Фотограф Сара Садхов (Sarah Sudhoff)
Лестница была и темной, и узкой, но могла бы и потемнее, и поуже быть для такого особого случая; окна выходили во двор, сравнительно светлый, он знал, что освещенностью двор был обязан высоте дома — всего-то три этажа, и, бросив взгляд на лестничное окно, решил, что преобразует дом в огромный, высокий, перенаселенный мастеровым людом. Он бывал здесь не раз и хорошо знал эту лестницу, но сейчас, медленно поднимаясь по ней, он рассматривал эти перила, стены и двери, словно никогда не видел ничего подобного. Он почувствовал, что волнение с каждым шагом растет, и, прислушиваясь к ударам сердца, подумал, что так и должно быть, что это и есть самое верное, настоящее. Он не стал торопиться звонить в квартиру — несколько секунд стоял перед дверью, сосредотачиваясь, а когда покрутил ручку звонка, с радостью отметил ту его особенность, что не зазвенело вовсе и даже не забренчало, а точным будет сказать, забрякало, словно не медным был звонок, а стальным. Он вздрогнул. Точнее, он представил, что вздрогнул. Раньше он не обращал на этот звонок никакого внимания, а сейчас подумал, что бряканье это — совершенно особенный звон, обязанный что-то ему напомнить. Боясь испортить впечатление, не стал повторять, хотя времени уже прошло больше минуты. Стоя перед дверью, несколько раз переступил с ноги на ногу, прикидывая, как бы он стоял с топором и, если бы топор был, как бы лучше его было припрятать под верхней одеждой — под пальто, — когда бы на нем было пальто, а не пропитанный балтийской влагой плед, одолженный ему в Копенгагене.

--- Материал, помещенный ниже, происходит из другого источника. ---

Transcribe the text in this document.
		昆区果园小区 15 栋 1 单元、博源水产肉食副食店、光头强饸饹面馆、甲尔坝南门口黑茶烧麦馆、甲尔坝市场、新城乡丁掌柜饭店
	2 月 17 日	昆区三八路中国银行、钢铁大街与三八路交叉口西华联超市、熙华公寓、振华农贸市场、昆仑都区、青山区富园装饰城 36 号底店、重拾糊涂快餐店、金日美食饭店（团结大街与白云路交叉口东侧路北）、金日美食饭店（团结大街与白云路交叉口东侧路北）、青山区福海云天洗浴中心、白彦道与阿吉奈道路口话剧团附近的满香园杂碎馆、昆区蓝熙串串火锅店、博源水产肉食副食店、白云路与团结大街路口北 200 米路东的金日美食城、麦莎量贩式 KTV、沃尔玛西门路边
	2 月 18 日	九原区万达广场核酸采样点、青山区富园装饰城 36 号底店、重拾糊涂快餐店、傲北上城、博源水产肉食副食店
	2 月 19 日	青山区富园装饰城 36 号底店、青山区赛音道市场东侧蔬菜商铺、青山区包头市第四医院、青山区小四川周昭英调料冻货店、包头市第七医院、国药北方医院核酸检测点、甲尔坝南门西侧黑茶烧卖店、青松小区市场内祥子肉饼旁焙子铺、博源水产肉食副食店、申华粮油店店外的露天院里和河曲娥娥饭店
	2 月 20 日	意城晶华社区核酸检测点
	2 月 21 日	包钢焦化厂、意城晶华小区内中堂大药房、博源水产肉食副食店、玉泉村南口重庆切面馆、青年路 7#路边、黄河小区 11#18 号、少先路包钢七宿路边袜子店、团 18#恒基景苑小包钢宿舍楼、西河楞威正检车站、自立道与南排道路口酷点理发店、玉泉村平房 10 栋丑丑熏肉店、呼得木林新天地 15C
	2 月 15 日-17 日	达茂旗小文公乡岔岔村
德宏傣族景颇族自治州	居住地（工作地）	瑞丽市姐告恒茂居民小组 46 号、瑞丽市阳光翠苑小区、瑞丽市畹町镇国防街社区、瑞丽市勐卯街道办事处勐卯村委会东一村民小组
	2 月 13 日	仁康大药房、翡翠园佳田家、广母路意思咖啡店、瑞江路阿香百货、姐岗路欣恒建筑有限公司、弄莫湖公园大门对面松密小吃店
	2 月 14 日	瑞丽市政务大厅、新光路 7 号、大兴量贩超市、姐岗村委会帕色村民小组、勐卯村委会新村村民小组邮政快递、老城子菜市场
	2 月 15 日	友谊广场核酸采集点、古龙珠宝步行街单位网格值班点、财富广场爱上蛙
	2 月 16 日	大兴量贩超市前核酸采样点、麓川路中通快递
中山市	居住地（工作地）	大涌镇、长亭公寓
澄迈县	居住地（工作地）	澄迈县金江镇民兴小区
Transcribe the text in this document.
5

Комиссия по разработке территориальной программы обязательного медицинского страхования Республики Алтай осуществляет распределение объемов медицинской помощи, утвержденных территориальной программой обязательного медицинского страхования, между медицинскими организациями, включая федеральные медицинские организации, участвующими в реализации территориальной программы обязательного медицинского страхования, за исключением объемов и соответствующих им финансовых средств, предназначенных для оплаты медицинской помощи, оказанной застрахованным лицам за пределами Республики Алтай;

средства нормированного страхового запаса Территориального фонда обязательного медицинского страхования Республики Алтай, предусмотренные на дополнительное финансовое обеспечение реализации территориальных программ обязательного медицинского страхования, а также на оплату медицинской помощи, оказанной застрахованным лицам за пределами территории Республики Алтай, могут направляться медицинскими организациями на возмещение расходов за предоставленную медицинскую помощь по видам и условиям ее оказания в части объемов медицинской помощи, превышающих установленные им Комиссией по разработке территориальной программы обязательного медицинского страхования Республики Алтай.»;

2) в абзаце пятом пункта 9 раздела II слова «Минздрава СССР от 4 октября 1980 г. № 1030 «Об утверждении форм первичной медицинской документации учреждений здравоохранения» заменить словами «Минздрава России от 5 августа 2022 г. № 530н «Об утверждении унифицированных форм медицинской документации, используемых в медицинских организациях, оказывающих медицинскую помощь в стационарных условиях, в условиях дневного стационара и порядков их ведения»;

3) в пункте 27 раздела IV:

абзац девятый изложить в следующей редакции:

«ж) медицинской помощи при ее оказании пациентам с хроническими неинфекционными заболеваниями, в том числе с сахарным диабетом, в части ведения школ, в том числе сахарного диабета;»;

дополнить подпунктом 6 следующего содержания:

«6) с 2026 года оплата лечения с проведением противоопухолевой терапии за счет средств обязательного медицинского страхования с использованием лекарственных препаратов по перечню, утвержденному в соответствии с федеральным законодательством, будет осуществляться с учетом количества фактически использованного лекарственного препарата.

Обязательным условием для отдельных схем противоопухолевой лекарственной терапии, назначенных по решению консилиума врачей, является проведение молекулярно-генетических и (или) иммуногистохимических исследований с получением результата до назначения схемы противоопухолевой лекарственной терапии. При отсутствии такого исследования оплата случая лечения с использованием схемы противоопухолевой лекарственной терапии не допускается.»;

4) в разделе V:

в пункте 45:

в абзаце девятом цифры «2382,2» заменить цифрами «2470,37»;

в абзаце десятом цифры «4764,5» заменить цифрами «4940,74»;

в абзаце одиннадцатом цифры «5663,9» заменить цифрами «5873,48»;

Дверь чуть-чуть приотворилась, и он увидел в узкую щель недоверчивые глазки жильца. Нарочно не стал называться, чтобы жилец рассмотрел его сам. И сам со своей стороны продолжал внимательно следить, как его пытаются рассматривать. Дверь, наконец, отворилась.
— Федор Михайлович, вы ли это?
— Здравствуйте, Александр Карлович.
Он переступил порог.
— Давно ли вернулись, Федор Михайлович?
— Только что. Час назад еще на пристани был.
— И сразу ко мне?
— И сразу к вам.
Он оглядел прихожую.
— Смотрю, перегородку сняли.
— Помилуйте, Федор Михайлович, не было перегородок.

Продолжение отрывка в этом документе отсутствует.